Postby crustyasp46 » Wed Aug 11, 2010 10:08 pm

THREE WOMEN, TWO YOUNGER, AND ONE SENIOR CITIZEN, WERE SITTING NAKED IN A SAUNA.

SUDDENLY THERE WAS A BEEPING SOUND. THE YOUNG WOMAN PRESSED HER FOREARM AND THE BEEP STOPPED.

THE OTHERS LOOKED AT HER QUESTIONINGLY. 'THAT WAS MY PAGER,' SHE SAID. I HAVE A MICROCHIP UNDER THE SKIN OF MY ARM.

A FEW MINUTES LATER, A PHONE RANG. THE SECOND YOUNG WOMAN LIFTED HER PALM TO HER EAR..
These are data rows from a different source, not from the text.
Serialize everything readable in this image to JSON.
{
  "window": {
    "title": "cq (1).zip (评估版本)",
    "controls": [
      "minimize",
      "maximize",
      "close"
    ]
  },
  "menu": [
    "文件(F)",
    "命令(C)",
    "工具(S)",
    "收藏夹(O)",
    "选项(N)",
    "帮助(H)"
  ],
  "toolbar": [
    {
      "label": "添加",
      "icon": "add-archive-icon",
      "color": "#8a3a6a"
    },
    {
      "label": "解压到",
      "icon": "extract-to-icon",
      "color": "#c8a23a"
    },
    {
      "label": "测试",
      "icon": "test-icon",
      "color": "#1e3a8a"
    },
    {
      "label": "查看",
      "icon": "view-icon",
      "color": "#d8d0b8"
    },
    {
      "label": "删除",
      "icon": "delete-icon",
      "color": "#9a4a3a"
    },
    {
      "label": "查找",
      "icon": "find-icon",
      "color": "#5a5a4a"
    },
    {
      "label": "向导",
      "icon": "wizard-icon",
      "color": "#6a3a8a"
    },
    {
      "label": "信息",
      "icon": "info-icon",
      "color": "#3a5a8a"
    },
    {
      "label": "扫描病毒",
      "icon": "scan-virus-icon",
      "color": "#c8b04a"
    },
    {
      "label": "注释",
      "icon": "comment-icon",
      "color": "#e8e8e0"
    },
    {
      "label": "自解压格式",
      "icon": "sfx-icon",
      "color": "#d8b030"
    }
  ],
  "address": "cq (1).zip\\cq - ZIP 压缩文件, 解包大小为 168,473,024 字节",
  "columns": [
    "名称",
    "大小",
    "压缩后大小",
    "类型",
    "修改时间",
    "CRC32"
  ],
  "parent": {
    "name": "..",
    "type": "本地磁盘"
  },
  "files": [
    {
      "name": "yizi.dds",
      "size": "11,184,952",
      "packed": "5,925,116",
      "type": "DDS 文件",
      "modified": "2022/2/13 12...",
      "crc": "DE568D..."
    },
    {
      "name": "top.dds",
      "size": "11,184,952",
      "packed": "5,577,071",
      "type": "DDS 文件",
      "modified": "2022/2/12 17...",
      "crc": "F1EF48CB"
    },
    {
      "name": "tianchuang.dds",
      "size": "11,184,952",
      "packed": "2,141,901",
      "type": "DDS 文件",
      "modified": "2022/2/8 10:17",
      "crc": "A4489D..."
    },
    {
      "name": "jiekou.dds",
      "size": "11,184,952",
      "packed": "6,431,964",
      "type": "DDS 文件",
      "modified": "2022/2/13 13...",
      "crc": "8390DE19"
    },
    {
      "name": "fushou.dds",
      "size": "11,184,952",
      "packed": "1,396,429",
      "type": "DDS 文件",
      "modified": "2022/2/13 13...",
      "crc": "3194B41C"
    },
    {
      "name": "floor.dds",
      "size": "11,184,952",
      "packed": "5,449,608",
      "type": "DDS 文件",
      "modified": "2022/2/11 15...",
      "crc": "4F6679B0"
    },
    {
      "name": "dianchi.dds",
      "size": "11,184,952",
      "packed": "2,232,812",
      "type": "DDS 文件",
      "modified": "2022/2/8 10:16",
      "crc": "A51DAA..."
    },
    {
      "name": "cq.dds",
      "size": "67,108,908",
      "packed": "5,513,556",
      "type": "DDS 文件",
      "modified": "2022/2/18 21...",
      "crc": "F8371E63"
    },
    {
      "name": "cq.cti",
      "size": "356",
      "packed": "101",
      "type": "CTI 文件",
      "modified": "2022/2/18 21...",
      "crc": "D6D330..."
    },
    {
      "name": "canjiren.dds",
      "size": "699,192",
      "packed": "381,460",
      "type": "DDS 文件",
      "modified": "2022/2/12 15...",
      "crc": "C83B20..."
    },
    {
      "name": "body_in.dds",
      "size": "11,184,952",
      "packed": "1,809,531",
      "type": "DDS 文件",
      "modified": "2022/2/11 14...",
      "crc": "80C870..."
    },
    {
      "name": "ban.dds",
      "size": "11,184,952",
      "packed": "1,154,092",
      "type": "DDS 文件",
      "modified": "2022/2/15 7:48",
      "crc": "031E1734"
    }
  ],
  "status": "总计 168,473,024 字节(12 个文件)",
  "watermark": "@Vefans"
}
WHEN SHE FINISHED, SHE EXPLAINED, 'THAT WAS MY MOBILE PHONE. I HAVE A MICROCHIP IN MY HAND.'

THE OLDER WOMAN FELT VERY LOW -TECH. NOT TO BE OUT DONE, SHE DECIDED SHE HAD TO DO SOMETHING JUST AS IMPRESSIVE. SHE STEPPED OUT OF THE SAUNA AND WENT TO THE BATHROOM.

SHE RETURNED WITH A PIECE OF TOILET PAPER-HANGING FROM HER REAR END.

THE OTHERS RAISED THEIR EYEBROWS AND STARED AT HER.

THE OLDER WOMAN FINALLY SAID...WELL, WILL YOU LOOK AT THAT......I'M GETTING A FAX!!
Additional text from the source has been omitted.